All four previous instances of this landing ended in failure. SpaceX hopes to use this type of rocket landing to be able to re-use the first stage of its rockets and dramatically cut the cost of space travel going forward.
This landing is a huge step towards that goal, and came during an especially pivotal launch for SpaceX: SpaceX’s first cargo re-supply mission to the International Space Station since a Falcon 9 exploded in mid-flight in the summer of 2015, thwarting that particular re-supply attempt.
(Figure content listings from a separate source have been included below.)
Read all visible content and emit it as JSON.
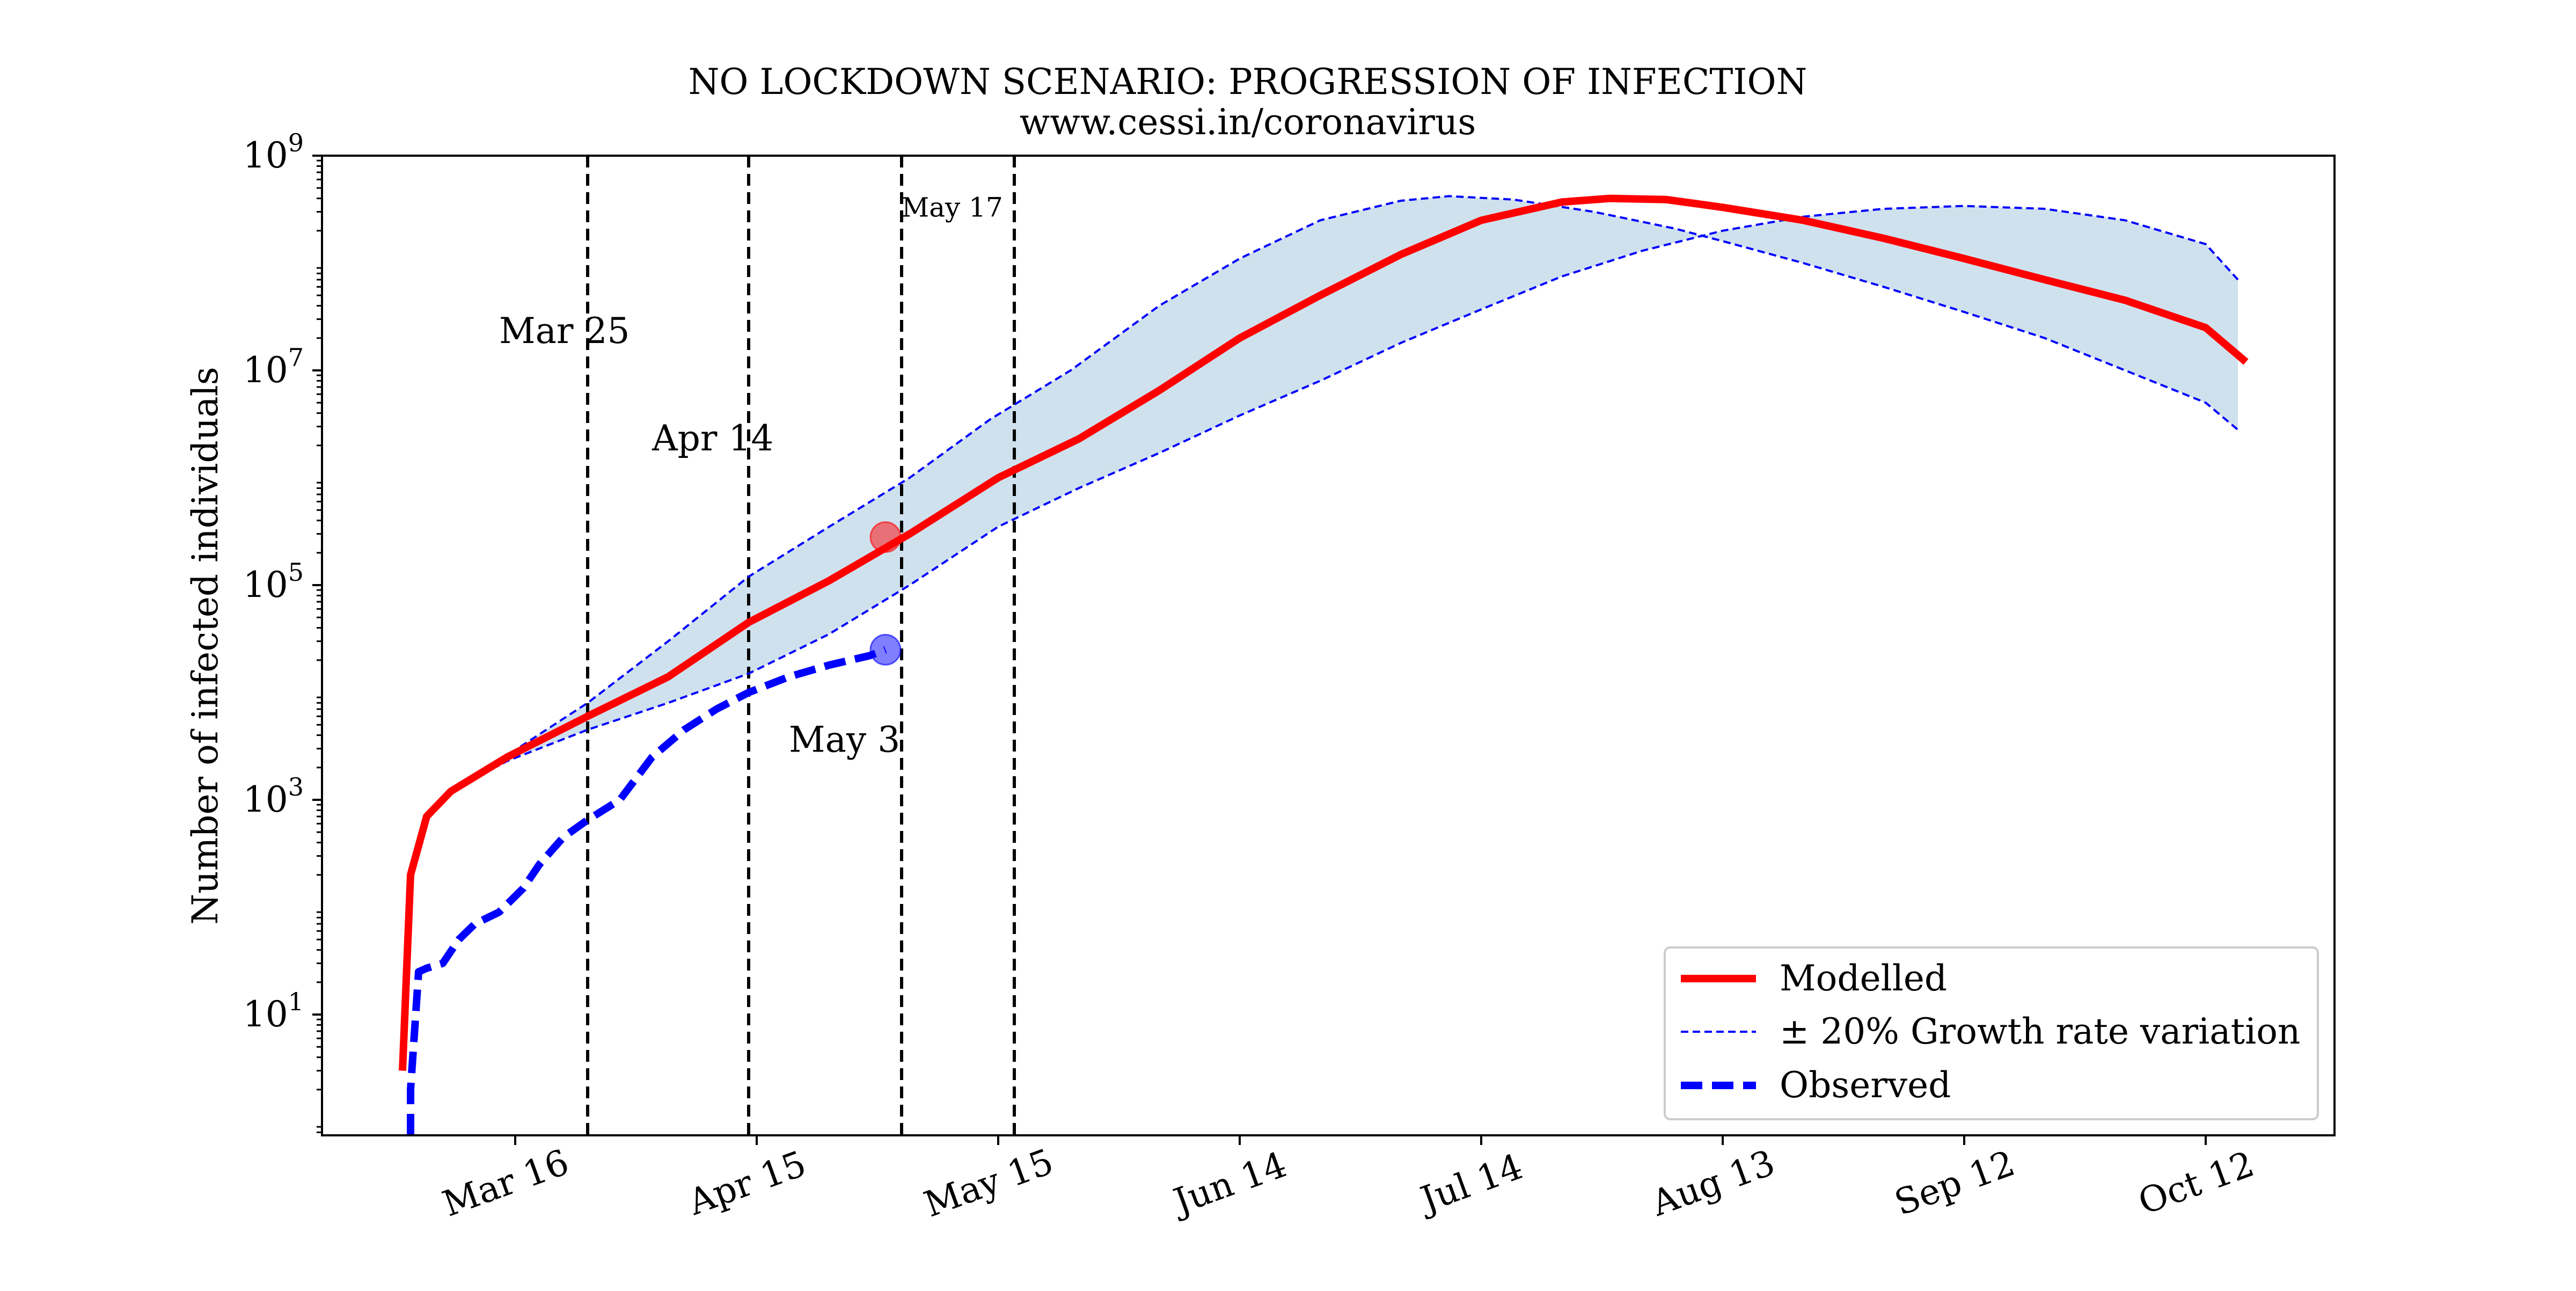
{
  "chart_data": {
    "type": "line",
    "title": "NO LOCKDOWN SCENARIO: PROGRESSION OF INFECTION",
    "subtitle": "www.cessi.in/coronavirus",
    "xlabel": "",
    "ylabel": "Number of infected individuals",
    "yscale": "log",
    "ylim": [
      0.75,
      1000000000
    ],
    "xlim": [
      "2020-02-21",
      "2020-10-28"
    ],
    "x_ticks": [
      "Mar 16",
      "Apr 15",
      "May 15",
      "Jun 14",
      "Jul 14",
      "Aug 13",
      "Sep 12",
      "Oct 12"
    ],
    "x_tick_dates": [
      "2020-03-16",
      "2020-04-15",
      "2020-05-15",
      "2020-06-14",
      "2020-07-14",
      "2020-08-13",
      "2020-09-12",
      "2020-10-12"
    ],
    "y_ticks": [
      {
        "value": 10,
        "base": "10",
        "exp": "1"
      },
      {
        "value": 1000,
        "base": "10",
        "exp": "3"
      },
      {
        "value": 100000,
        "base": "10",
        "exp": "5"
      },
      {
        "value": 10000000,
        "base": "10",
        "exp": "7"
      },
      {
        "value": 1000000000,
        "base": "10",
        "exp": "9"
      }
    ],
    "grid": false,
    "legend_position": "lower-right",
    "vertical_lines": [
      {
        "date": "2020-03-25",
        "label": "Mar 25",
        "label_date": "2020-03-14",
        "label_value": 18000000,
        "size": "normal"
      },
      {
        "date": "2020-04-14",
        "label": "Apr 14",
        "label_date": "2020-04-02",
        "label_value": 1800000,
        "size": "normal"
      },
      {
        "date": "2020-05-03",
        "label": "May 3",
        "label_date": "2020-04-19",
        "label_value": 2800,
        "size": "normal"
      },
      {
        "date": "2020-05-17",
        "label": "May 17",
        "label_date": "2020-05-03",
        "label_value": 270000000,
        "size": "small"
      }
    ],
    "series": [
      {
        "name": "Modelled",
        "color": "#ff0000",
        "style": "solid",
        "points": [
          [
            "2020-03-02",
            3
          ],
          [
            "2020-03-03",
            200
          ],
          [
            "2020-03-05",
            700
          ],
          [
            "2020-03-08",
            1200
          ],
          [
            "2020-03-15",
            2500
          ],
          [
            "2020-03-25",
            6000
          ],
          [
            "2020-04-04",
            14000
          ],
          [
            "2020-04-14",
            45000
          ],
          [
            "2020-04-24",
            110000
          ],
          [
            "2020-05-04",
            300000
          ],
          [
            "2020-05-15",
            1000000
          ],
          [
            "2020-05-25",
            2300000
          ],
          [
            "2020-06-04",
            6500000
          ],
          [
            "2020-06-14",
            20000000
          ],
          [
            "2020-06-24",
            50000000
          ],
          [
            "2020-07-04",
            120000000
          ],
          [
            "2020-07-14",
            250000000
          ],
          [
            "2020-07-24",
            370000000
          ],
          [
            "2020-07-30",
            400000000
          ],
          [
            "2020-08-06",
            390000000
          ],
          [
            "2020-08-13",
            330000000
          ],
          [
            "2020-08-23",
            250000000
          ],
          [
            "2020-09-02",
            170000000
          ],
          [
            "2020-09-12",
            110000000
          ],
          [
            "2020-09-22",
            70000000
          ],
          [
            "2020-10-02",
            45000000
          ],
          [
            "2020-10-12",
            25000000
          ],
          [
            "2020-10-17",
            12000000
          ]
        ]
      },
      {
        "name": "± 20% Growth rate variation",
        "color": "#0000ff",
        "style": "dashed-thin",
        "band_fill": "#d0e1ee",
        "upper": [
          [
            "2020-03-08",
            1200
          ],
          [
            "2020-03-15",
            2600
          ],
          [
            "2020-03-25",
            8000
          ],
          [
            "2020-04-04",
            30000
          ],
          [
            "2020-04-14",
            120000
          ],
          [
            "2020-04-24",
            350000
          ],
          [
            "2020-05-04",
            1000000
          ],
          [
            "2020-05-14",
            3500000
          ],
          [
            "2020-05-24",
            10000000
          ],
          [
            "2020-06-04",
            40000000
          ],
          [
            "2020-06-14",
            110000000
          ],
          [
            "2020-06-24",
            250000000
          ],
          [
            "2020-07-04",
            380000000
          ],
          [
            "2020-07-10",
            420000000
          ],
          [
            "2020-07-18",
            390000000
          ],
          [
            "2020-07-28",
            300000000
          ],
          [
            "2020-08-07",
            210000000
          ],
          [
            "2020-08-13",
            160000000
          ],
          [
            "2020-08-23",
            100000000
          ],
          [
            "2020-09-02",
            60000000
          ],
          [
            "2020-09-12",
            35000000
          ],
          [
            "2020-09-22",
            20000000
          ],
          [
            "2020-10-02",
            10000000
          ],
          [
            "2020-10-12",
            5000000
          ],
          [
            "2020-10-16",
            2800000
          ]
        ],
        "lower": [
          [
            "2020-03-08",
            1200
          ],
          [
            "2020-03-15",
            2300
          ],
          [
            "2020-03-25",
            4500
          ],
          [
            "2020-04-04",
            8000
          ],
          [
            "2020-04-14",
            15000
          ],
          [
            "2020-04-24",
            35000
          ],
          [
            "2020-05-04",
            100000
          ],
          [
            "2020-05-15",
            350000
          ],
          [
            "2020-05-25",
            800000
          ],
          [
            "2020-06-04",
            1700000
          ],
          [
            "2020-06-14",
            3800000
          ],
          [
            "2020-06-24",
            8000000
          ],
          [
            "2020-07-04",
            18000000
          ],
          [
            "2020-07-14",
            37000000
          ],
          [
            "2020-07-24",
            75000000
          ],
          [
            "2020-08-03",
            130000000
          ],
          [
            "2020-08-13",
            200000000
          ],
          [
            "2020-08-23",
            270000000
          ],
          [
            "2020-09-02",
            320000000
          ],
          [
            "2020-09-12",
            340000000
          ],
          [
            "2020-09-22",
            320000000
          ],
          [
            "2020-10-02",
            250000000
          ],
          [
            "2020-10-12",
            150000000
          ],
          [
            "2020-10-16",
            70000000
          ]
        ]
      },
      {
        "name": "Observed",
        "color": "#0000ff",
        "style": "dashed-thick",
        "points": [
          [
            "2020-03-03",
            0.75
          ],
          [
            "2020-03-03",
            2
          ],
          [
            "2020-03-04",
            25
          ],
          [
            "2020-03-05",
            27
          ],
          [
            "2020-03-07",
            30
          ],
          [
            "2020-03-09",
            50
          ],
          [
            "2020-03-11",
            70
          ],
          [
            "2020-03-14",
            90
          ],
          [
            "2020-03-17",
            150
          ],
          [
            "2020-03-19",
            250
          ],
          [
            "2020-03-22",
            450
          ],
          [
            "2020-03-25",
            650
          ],
          [
            "2020-03-29",
            1000
          ],
          [
            "2020-04-02",
            2500
          ],
          [
            "2020-04-06",
            4500
          ],
          [
            "2020-04-10",
            7000
          ],
          [
            "2020-04-14",
            10000
          ],
          [
            "2020-04-19",
            14000
          ],
          [
            "2020-04-24",
            18000
          ],
          [
            "2020-04-29",
            22000
          ],
          [
            "2020-05-01",
            25000
          ]
        ]
      }
    ],
    "markers": [
      {
        "series": "Modelled",
        "date": "2020-05-01",
        "value": 280000,
        "color": "#ff0000"
      },
      {
        "series": "Observed",
        "date": "2020-05-01",
        "value": 25000,
        "color": "#0000ff"
      }
    ]
  }
}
On this mission, SpaceX’s uncrewed Dragon capsule — which sits atop the Falcon 9 rocket and detaches to fly onward to the space station — was also carrying some really exciting cargo: the first-ever inflatable space habitat designed for the space station, the Bigelow Expandable Activity Module (BEAM). Once the Dragon reaches the station, the balloon-like BEAM will be removed by a robotic arm, reattached to another part of the station, inflated, and eventually, entered by astronauts.
There’s still a lot of things that need to happen for the mission to be a full success. This is rocket science, after all. But given the successful Falcon 9 launch clearing Earth’s atmosphere and the picture-perfect rocket landing on the drone ship, this launch is already one for the history books.